Nun folgen den mahnenden Worten auch gleich selbst Taten : Wie Lara Dickenmann, Spielmacherin der der Schweizer Nationalmannschaft, erzählt, mussten sie und ihre Mitspielerinnen für die Uefa einen Fragebogen zum Thema Herz ausfüllen und ein Elektrokardiogramm machen, um für die kommende WM-Qualifikation spielberechtigt zu sein. Damit das Herz auch künftig für den Fussball schlägt.

Primäre Prävention liegt beim Einzelnen

Wir tragen Sorge, indem wir einen gesundheitsfördernden Lebensstil pflegen. Das beinhaltet: Fünfmal pro Woche leichte sportliche Betätigung wie zügig laufen, schwimmen, Gartenarbeit oder Gymnastik.

Zu den strengeren Sportarten zählen Badminton, Tennis, Joggen und Langlaufen. Trainiert wird dreimal wöchentlich für 30 Minuten. Dank Sport reduzieren sich die Herz-Kreislauf-Erkrankungen um 10 bis 20 Prozent. Ebenso positiv wirkt sich eine mediterrane Ernährung aus. Dazu gehören Gemüse, Salat, Obst, Fisch, wenig Fleisch und Oliven- oder Rapsöl in Massen.

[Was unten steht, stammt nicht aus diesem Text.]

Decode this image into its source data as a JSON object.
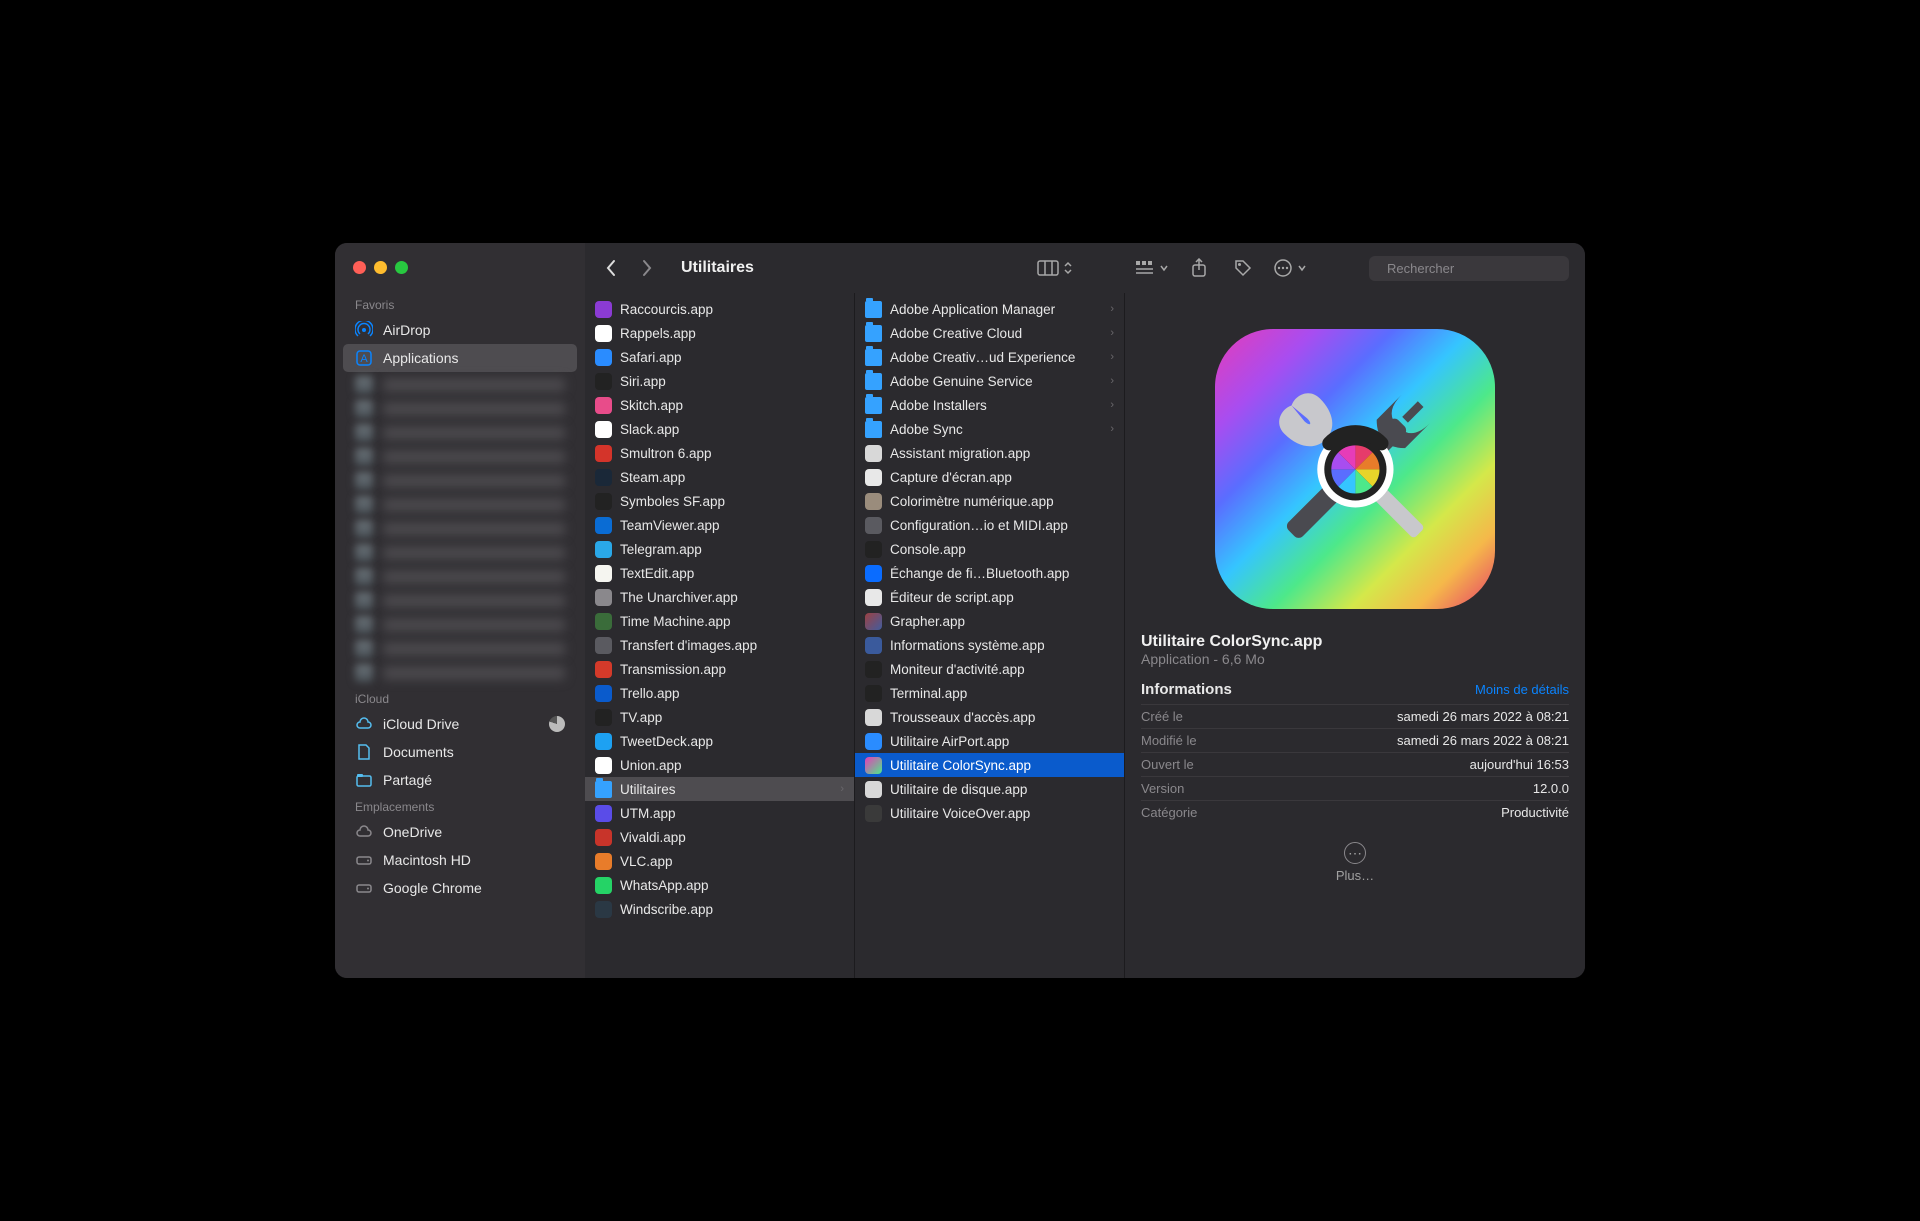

Ein ausgewogenes Nachtessen begleitet von einem Glas Rotwein ist dem Herz-Kreislauf zuträglich. Davon ausgeschlossen ist Hochprozentiges. Schnaps & Co. schädigen den Körper wie auch aktives und passives Rauchen.

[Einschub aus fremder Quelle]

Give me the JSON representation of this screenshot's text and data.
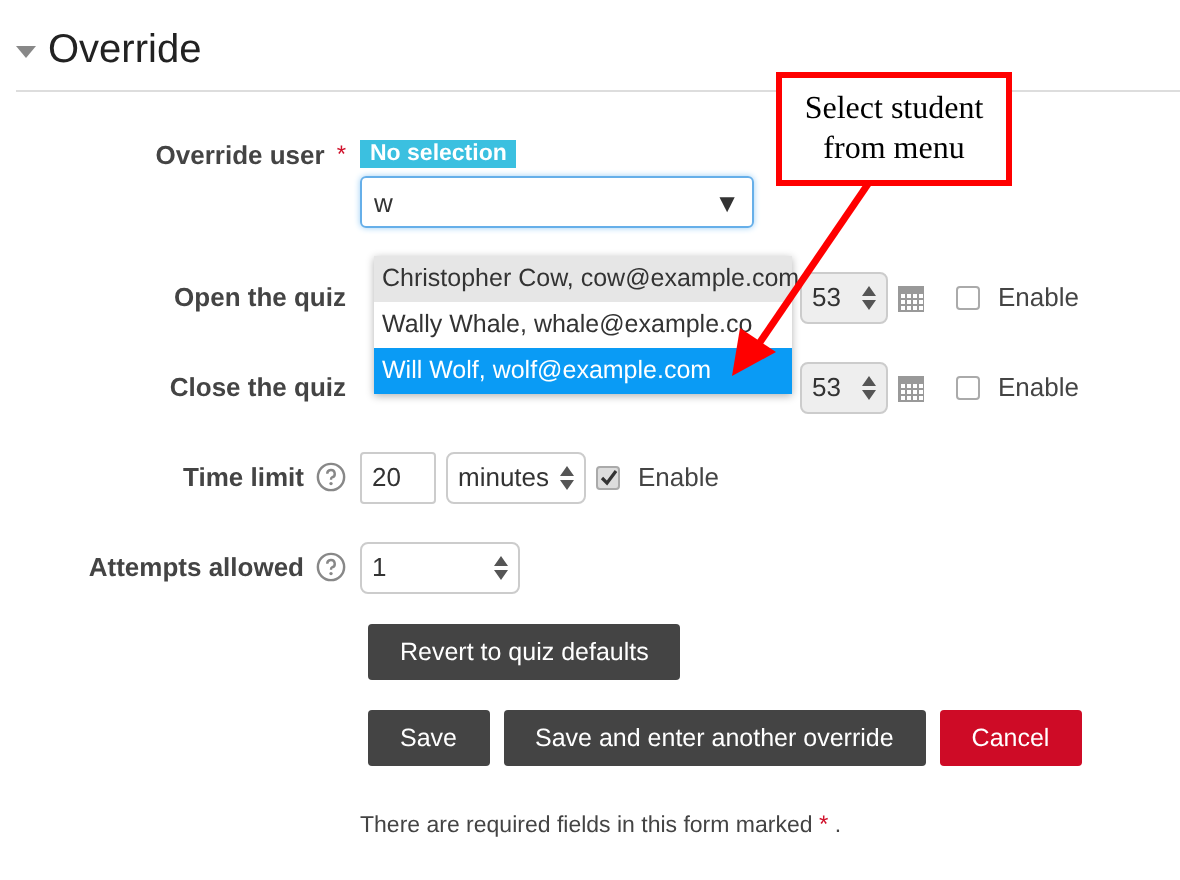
{
  "section": {
    "title": "Override",
    "expanded": true
  },
  "override_user": {
    "label": "Override user",
    "required_mark": "*",
    "badge": "No selection",
    "value": "w",
    "caret": "▼",
    "suggestions": [
      {
        "text": "Christopher Cow, cow@example.com",
        "selected": false,
        "hovered": true
      },
      {
        "text": "Wally Whale, whale@example.co",
        "selected": false,
        "hovered": false
      },
      {
        "text": "Will Wolf, wolf@example.com",
        "selected": true,
        "hovered": false
      }
    ]
  },
  "open_quiz": {
    "label": "Open the quiz",
    "minute": "53",
    "enable_label": "Enable",
    "enabled": false
  },
  "close_quiz": {
    "label": "Close the quiz",
    "minute": "53",
    "enable_label": "Enable",
    "enabled": false
  },
  "time_limit": {
    "label": "Time limit",
    "value": "20",
    "unit": "minutes",
    "enable_label": "Enable",
    "enabled": true
  },
  "attempts": {
    "label": "Attempts allowed",
    "value": "1"
  },
  "buttons": [
    {
      "label": "Revert to quiz defaults",
      "kind": "secondary"
    },
    {
      "label": "Save",
      "kind": "secondary"
    },
    {
      "label": "Save and enter another override",
      "kind": "secondary"
    },
    {
      "label": "Cancel",
      "kind": "danger"
    }
  ],
  "footer": {
    "text": "There are required fields in this form marked",
    "mark": "*",
    "end": "."
  },
  "callout": {
    "text": "Select student from menu"
  }
}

Prof. Dr. Milo Puhan führt aus: «Zu viel Gewicht ist schlecht, da es auf falsche Ernährung und Bewegungsmangel hindeutet.» Vermieden werden sollten zudem konstanter negativer Druck und akute Stresssituationen. Beides hat Folgen. Diese führen unter anderem zu unregelmässigem Schlaf. Während wir schlummern, regeneriert sich der Organismus. Somit ist eine erholsame Nachtruhe zentral für die Gesundheit.

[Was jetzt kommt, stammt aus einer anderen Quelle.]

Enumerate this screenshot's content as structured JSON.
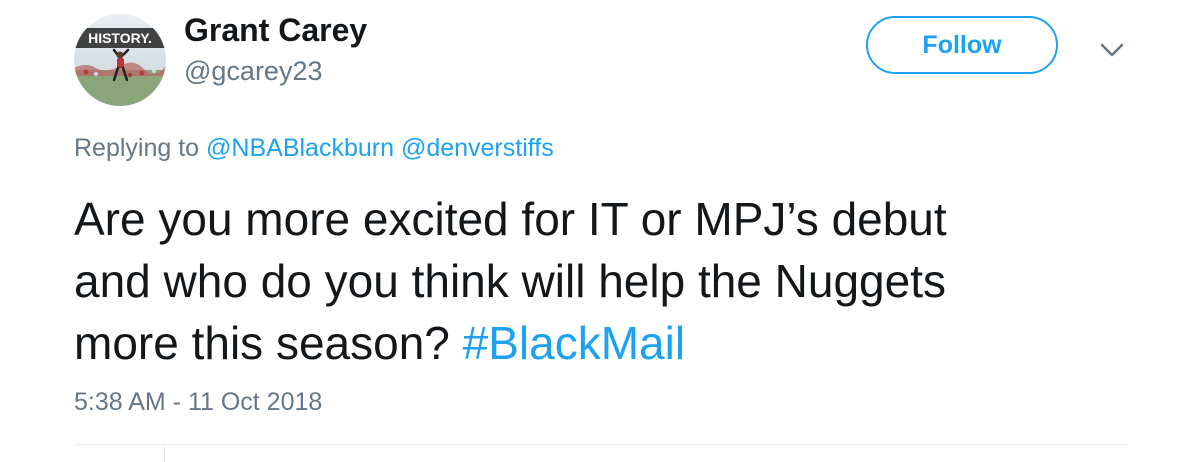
{
  "tweet": {
    "author": {
      "display_name": "Grant Carey",
      "handle": "@gcarey23",
      "avatar_badge_text": "HISTORY."
    },
    "follow_label": "Follow",
    "menu_icon": "chevron-down-icon",
    "reply": {
      "prefix": "Replying to",
      "mentions": [
        "@NBABlackburn",
        "@denverstiffs"
      ]
    },
    "text": {
      "line1": "Are you more excited for IT or MPJ’s debut",
      "line2": "and who do you think will help the Nuggets",
      "line3": "more this season?",
      "hashtag": "#BlackMail"
    },
    "timestamp": "5:38 AM - 11 Oct 2018"
  },
  "colors": {
    "accent": "#1da1f2",
    "primary_text": "#14171a",
    "secondary_text": "#657786",
    "divider": "#e6ecf0"
  }
}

Public Health versus individuelle Vorsorge

Mit den genetischen Risiken müssen wir leben. Andere nachteilige Faktoren können wir durch unser Verhalten günstig beeinflussen und dadurch die Gefahr einer Erkrankung verringern. In der Schweiz ist die Prävention stark dem Individuum überlassen.

Es herrscht eine Skepsis gegenüber der staatlichen Intervention. Die Behörden beschränken sich meist auf die Aufklärung mittels Kampagnen und Öffentlichkeitsarbeit.

Unüblich ist ausserdem, dass etwa die Verpackungsgrösse für Süssgetränke vorgeschrieben wird, wie im Ausland. Zukünftig könnte der Staat zusätzliche Informationen zur Verfügung stellen. So würden die Bürger das nötige Wissen erhalten, damit sie ihre eigene Gesundheitsvorsorge vollumfänglich betreiben könnten.